Será que eu preciso, mesmo, ter um carro? Não seria melhor pegar essa grana, investir, e andar de transporte público ou táxi? É uma dúvida que certamente já passou pela cabeça da maior parte dos donos de carro do país, e que serve de ponto de partida para um post lá no Dinheirama que decreta:
Portanto, para o cidadão comum, carro não é investimento, não é ativo. Carro é passivo, é sinônimo de despesas e gastos extraordinários capazes de furar qualquer orçamento. Ah, e sem drama por favor. Isso é um alerta, não uma mensagem apocalíptica pregando a caminhada diária para o trabalho e dias de aperto no transporte público.
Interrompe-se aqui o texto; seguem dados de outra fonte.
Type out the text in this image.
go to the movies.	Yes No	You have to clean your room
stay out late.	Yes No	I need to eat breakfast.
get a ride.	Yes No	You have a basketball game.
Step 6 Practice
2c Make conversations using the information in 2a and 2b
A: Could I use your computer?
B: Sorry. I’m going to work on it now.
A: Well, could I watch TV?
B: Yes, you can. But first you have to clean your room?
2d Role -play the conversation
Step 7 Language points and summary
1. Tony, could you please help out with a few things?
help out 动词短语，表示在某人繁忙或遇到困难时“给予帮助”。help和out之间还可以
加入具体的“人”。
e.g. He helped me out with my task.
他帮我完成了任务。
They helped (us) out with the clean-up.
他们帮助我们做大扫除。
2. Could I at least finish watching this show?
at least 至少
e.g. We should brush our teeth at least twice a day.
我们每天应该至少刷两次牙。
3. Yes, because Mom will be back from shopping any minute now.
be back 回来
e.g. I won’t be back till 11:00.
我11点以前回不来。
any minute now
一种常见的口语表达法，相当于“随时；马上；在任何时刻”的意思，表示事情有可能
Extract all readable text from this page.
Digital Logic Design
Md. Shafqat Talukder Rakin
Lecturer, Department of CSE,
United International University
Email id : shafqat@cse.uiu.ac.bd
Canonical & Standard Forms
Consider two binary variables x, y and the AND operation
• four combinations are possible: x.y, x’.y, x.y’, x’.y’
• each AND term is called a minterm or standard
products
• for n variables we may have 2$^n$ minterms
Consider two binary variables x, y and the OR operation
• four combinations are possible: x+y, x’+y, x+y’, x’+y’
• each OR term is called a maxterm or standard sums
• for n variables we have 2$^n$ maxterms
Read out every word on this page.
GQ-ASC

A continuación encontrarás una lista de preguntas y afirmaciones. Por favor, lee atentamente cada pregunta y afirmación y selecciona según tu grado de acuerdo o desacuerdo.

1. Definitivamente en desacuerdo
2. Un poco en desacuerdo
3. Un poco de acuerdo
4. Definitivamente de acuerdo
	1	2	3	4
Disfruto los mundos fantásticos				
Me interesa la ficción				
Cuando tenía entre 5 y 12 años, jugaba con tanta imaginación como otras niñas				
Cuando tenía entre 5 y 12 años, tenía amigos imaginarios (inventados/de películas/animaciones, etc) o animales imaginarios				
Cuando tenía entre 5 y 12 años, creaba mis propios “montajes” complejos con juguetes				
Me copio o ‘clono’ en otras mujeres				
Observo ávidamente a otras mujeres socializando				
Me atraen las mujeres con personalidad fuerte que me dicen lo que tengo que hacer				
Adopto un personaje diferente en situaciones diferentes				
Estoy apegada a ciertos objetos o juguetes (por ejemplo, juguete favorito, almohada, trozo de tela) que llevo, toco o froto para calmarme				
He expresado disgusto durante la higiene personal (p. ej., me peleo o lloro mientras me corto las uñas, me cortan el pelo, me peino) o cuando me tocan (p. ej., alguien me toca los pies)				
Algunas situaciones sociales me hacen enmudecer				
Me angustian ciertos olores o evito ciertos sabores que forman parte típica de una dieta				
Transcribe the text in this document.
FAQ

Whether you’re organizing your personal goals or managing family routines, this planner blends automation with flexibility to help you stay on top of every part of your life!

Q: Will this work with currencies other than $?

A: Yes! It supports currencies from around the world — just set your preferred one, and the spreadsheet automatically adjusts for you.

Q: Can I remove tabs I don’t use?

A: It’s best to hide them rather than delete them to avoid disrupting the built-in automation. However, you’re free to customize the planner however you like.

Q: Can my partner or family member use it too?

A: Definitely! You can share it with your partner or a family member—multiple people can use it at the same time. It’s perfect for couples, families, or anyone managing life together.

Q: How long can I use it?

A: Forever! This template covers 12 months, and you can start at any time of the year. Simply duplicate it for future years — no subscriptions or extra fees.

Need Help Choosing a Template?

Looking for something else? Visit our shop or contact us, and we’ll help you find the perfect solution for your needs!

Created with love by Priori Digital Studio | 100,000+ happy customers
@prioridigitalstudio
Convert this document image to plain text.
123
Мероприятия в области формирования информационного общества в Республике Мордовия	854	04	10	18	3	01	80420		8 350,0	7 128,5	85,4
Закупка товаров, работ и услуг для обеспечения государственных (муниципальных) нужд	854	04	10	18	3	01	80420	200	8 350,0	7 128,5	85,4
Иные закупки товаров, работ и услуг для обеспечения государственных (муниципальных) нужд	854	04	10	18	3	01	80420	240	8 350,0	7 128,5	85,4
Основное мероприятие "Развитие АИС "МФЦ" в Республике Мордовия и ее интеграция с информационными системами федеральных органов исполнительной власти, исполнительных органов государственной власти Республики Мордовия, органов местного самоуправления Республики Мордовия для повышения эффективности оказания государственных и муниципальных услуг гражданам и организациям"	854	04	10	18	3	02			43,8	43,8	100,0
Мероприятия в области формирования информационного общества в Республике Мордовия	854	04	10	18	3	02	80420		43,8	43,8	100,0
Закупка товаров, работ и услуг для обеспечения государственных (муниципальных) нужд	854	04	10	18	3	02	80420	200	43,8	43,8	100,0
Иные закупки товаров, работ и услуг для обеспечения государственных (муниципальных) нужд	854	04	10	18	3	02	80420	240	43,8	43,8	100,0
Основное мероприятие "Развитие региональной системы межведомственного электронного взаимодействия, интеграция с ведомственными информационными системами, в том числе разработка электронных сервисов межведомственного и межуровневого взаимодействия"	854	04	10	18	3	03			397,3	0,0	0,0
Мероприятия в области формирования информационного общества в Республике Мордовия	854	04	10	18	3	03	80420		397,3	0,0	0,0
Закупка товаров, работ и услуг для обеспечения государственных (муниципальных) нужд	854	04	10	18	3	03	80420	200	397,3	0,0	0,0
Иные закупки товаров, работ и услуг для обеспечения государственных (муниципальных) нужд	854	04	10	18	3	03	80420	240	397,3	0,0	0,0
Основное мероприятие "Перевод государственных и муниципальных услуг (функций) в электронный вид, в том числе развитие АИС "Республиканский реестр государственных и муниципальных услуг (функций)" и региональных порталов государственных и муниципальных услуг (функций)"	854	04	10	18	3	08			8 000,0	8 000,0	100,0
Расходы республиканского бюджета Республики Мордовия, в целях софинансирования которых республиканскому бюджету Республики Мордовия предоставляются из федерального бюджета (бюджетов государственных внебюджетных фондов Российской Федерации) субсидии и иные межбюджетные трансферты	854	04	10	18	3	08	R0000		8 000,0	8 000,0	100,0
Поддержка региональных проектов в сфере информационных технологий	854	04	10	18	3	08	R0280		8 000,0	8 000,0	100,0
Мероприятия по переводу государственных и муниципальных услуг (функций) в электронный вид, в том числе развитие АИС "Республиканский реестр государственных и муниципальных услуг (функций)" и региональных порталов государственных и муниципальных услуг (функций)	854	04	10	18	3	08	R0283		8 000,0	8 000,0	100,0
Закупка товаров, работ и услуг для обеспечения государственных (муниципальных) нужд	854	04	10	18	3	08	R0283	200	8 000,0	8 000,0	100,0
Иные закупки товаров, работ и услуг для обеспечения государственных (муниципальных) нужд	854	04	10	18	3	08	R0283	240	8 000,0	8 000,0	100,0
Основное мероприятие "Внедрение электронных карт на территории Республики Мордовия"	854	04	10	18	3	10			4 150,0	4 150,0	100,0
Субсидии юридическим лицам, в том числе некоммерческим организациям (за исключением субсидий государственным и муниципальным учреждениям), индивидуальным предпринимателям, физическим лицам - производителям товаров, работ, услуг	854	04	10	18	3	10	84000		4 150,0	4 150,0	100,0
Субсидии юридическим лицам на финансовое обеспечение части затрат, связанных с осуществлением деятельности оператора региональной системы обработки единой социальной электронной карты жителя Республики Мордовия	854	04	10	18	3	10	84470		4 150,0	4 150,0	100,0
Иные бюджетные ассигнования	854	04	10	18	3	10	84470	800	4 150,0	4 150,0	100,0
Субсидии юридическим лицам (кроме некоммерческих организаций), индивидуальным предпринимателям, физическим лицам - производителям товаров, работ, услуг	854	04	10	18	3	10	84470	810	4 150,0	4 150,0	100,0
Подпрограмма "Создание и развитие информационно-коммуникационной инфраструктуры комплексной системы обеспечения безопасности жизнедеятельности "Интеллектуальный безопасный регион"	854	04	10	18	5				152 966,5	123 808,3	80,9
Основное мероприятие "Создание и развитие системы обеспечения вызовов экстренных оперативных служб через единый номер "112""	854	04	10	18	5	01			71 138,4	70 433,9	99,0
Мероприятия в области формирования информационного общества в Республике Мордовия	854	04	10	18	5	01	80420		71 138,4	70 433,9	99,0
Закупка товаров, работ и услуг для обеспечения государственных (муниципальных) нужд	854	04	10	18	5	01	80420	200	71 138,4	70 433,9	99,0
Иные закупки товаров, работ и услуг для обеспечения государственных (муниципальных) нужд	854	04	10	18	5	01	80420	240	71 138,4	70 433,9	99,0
Para mim, uma conclusão que devia ser óbvia a cada vez que enchemos o tanque, precisamos fazer alguma manutenção, ou conferimos os classificados para ver o valor de mercado do nosso carro. Resumindo: cuidado, ou você vai acabar tendo que morar na sua Kombi.
UPDATE: Quer ter uma idéia de como fazer a conta dos gastos com o carro, para saber se você pode ou não se dar ao luxo de ter um? Este post do Jovem Investidor vai ser uma mão na roda (eu sou ótimo de trocadilhos, hein?).
No entanto, muita coisa divertida na vida é "sinônimo de despesas e gastos extraordinários", a começar por nossas mulheres. Então, imaginando que há espaço no orçamento para tanto, será que, ainda assim, vale a pena ter um carro? Por quê?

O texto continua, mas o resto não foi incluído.